The Barque “Glen Huntly” was a sailing ship of 505 tons as recorded in the Register of Shipping, not 430 tens described in the Custom House books. She was registered in Scotland, and was a member of the fleet of “Glen” ships.
The Glen Huntly sailed from Oban, Argyleshire, Scotland, on 1st December 1839 in charge of Captain Buchanan, with 157 emigrants on board. She arrived in Hobson’s Bay on 17th April 1840 and sailed to her anchorage off William’s Town.
When it became known that ten of the passengers had died from typhus during the voyage the Barque was declared a ‘fever ship’ and Captain Buchanan was ordered to cross the Bay and anchor off the Bluff – Point Ormond.
Two quarantine camps were established at the Bluff, one for passengers who had the fever, which was in charge of surgeon Superintendent Browne, and one for those who were at present free from the disease, in charge of Dr. Barry Cotter. Both these quarantine camps were visited regularly by Superintendent Latrobe.
It was amazing that although the Barque was of only 505 tons and carried 157 passengers, men women and children, plus her crew packed in below decks that only ten people died during the four and a half months voyage from Scotland. The last passenger who died at sea was George Denham, he was buried at the mouth of the River Exe, now known as the Little River, sixteen miles north of Geelong.
Three more people died at the quarantine station at the Bluff: – James Mathers, on 23rdApril, John Craig on 25th April and George Armstrong on 5th May 1840. All the healthy passengers and crew were released from quarantine on 13th June, and allowed to travel to Melbourne.
The graves at Point Ormond, enclosed by a picket fence, marked the place for nearly sixty years, but on 27th August 1898, they were opened and the remains were re-buried in the St Kilda Cemetery in the presence of one hundred spectators. In addition to the Mayor of St Kilda, Councillor John Stedford, present, at the re-interment were Mrs. Bowman of Caulfield, a daughter of John Craig and Miss Cameron, who was seventeen years of age, when she arrived on the Barque.

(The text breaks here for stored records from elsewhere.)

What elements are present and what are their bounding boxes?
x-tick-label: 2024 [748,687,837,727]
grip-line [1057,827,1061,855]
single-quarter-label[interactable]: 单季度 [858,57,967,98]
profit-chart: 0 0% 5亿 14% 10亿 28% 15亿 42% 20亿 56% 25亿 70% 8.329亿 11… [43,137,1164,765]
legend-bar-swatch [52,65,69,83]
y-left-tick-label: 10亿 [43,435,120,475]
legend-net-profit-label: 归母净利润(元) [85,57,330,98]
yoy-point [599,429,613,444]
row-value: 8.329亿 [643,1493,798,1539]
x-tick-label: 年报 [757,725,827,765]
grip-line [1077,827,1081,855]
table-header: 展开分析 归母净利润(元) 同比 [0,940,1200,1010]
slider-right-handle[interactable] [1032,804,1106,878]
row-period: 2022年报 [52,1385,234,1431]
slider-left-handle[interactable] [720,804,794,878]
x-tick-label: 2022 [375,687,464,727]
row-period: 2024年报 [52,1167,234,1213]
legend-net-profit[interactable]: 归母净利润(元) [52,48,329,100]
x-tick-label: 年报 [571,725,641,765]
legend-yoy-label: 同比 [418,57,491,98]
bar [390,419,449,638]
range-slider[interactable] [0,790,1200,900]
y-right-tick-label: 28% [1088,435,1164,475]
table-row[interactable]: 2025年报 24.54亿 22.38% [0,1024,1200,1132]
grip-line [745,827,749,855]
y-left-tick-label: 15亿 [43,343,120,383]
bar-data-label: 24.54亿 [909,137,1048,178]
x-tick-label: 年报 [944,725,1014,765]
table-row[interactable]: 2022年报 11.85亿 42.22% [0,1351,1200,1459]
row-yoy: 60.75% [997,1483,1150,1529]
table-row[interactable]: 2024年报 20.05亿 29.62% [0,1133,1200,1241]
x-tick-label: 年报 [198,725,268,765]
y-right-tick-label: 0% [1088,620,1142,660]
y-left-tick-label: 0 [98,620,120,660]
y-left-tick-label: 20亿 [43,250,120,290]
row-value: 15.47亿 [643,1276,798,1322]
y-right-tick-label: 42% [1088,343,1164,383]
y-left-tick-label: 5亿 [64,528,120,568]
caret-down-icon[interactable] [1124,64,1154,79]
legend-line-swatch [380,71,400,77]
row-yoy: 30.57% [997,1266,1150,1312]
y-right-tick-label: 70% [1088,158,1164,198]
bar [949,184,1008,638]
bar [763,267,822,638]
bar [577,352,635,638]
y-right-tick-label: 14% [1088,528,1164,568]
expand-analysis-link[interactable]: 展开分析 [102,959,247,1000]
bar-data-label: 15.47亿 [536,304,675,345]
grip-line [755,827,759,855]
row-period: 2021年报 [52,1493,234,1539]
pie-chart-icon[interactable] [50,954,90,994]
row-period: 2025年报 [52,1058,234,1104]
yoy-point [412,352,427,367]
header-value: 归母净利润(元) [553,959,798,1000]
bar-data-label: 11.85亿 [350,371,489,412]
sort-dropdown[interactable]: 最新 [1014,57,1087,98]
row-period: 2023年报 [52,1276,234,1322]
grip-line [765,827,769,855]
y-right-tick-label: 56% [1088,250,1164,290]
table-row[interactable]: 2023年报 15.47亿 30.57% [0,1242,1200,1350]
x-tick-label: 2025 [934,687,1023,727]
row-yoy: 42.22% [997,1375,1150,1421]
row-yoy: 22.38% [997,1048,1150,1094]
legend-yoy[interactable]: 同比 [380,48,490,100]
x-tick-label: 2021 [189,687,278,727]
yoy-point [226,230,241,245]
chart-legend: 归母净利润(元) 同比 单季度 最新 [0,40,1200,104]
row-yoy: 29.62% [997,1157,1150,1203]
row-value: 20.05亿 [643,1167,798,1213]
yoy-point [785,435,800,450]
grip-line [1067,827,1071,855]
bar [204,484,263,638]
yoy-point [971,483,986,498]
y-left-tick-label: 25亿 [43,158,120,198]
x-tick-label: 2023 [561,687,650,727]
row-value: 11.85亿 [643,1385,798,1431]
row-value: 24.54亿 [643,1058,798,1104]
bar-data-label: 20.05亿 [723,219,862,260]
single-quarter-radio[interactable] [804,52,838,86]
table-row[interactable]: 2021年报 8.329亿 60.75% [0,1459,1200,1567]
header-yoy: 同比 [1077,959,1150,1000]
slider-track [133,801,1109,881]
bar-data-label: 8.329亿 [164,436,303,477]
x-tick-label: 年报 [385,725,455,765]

Subsequently a public appeal was made and sufficient money was raised to erect a suitable memorial on the grave, which is in the South West corner of the St Kilda Cemetery, marking a notable event in the early history of the Colony, and the Glen Huntly Pioneers.
Glen Huntly Road and the Caulfield suburb of Glen Huntly now serve as a reminder of the tragedy of the fever ship “Glen Huntly” and the thirteen people who lost their lives.